=======
History
=======

While working on a data-intensive project, I wrote too much code like:

.. code:: python

    def do_task1():
        ...

    def get_cached_task1():
        ...

    try:
        result = get_cached_task1()
    except KeyError:
        result = do_task1()
		# store result somehow

Not only did this have lots of repetition, there came to be subtle bugs that
would only happen to some inputs, because the data loaded from cache had
slightly different properties (e.g. in-datastructure pointers) than the data
computed on the fly.

I wanted to unify the case where the results come from storage and abstract that
in a decorator. The earliest form of what is now this project was born:

.. code:: python

    def cache(f):
        cache_mem = read_from_disk()
        def cached_f(*args):
            if args in cache_mem:
                return cache_mem[args]
            else:
                result = f(*args)
                cache_mem[args] = result
                store_to_disk(cache_mem)
                return result

    @cache
    def do_task1():
        ...

My project grew more sophisticated. I pulled ``cache`` out into its own class I
statically typed everything (before `PEP612`_/``ParamSpec`` was a glimmer in
Guido's eye). Since I was getting more serious about software design, I decided
the client should be able to use any storage backend, so long as it satisfied a
dict-like interface. Then I wrote an backend for Google Cloud Storage so that I
could use caching in my distributed system. This version still exists
`here`_. It worked like:

.. code:: python

    @Cache.decor(DirectoryStore(GSPath.from_url("gs://bucket/path/to/cache_dir")))
    def foo():
        pass

.. _`PEP612`: https://www.python.org/dev/peps/pep-0612/
.. _`here`: https://github.com/charmoniumQ/EDGAR-research/blob/master/edgar_code/cache.py

It became so useful, that I decided to publish it as a PyPI package. This way I
could use it in future projects more easily. This was the 0.x release.
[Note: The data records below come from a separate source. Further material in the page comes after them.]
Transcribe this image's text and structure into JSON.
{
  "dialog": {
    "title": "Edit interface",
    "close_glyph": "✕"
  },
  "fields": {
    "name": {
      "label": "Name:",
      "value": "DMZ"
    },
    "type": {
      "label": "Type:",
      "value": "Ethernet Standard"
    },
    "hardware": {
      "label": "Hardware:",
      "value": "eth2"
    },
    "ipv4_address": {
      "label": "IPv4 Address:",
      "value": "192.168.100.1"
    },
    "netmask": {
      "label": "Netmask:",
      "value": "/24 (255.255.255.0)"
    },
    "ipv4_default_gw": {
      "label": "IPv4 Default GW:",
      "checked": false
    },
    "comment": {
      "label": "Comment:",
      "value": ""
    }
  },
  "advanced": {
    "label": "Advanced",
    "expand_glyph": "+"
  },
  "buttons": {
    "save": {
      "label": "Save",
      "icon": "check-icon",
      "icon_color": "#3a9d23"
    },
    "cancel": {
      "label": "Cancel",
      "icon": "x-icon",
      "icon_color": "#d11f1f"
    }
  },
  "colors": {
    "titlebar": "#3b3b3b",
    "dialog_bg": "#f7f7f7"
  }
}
I didn't touch this code for a year, but I was using it for the data analysis
phase of my newest project, `ILLIXR`_. This was the first real test of my
software because it was the first time I know it had real users other than
me. When my cowoerkers were hacking on the data analysis, they would often tweak
a few lines rerun, and caching would unhelpfully provide a stale result, based
on the old verison of the code. This became such a problem that my coworkers
just deleted the cache every time they ran the code, making it worse than
useless.

.. _`ILLIXR`: https://illixr.github.io/

It would be really nice if I could detect when the user changes their code and
invalidate just that part of the cache. This is exactly what `IncPy`_ does, but
``IncPy`` is a dreaded *research project*. It hasn't been maintained in years,
only works for Python 2.6, and requires modifications to the interpreter. It
would be really nice if I could somehow detect code changes at the
*library-level* instead IncPy's approach of hacking the interpreter.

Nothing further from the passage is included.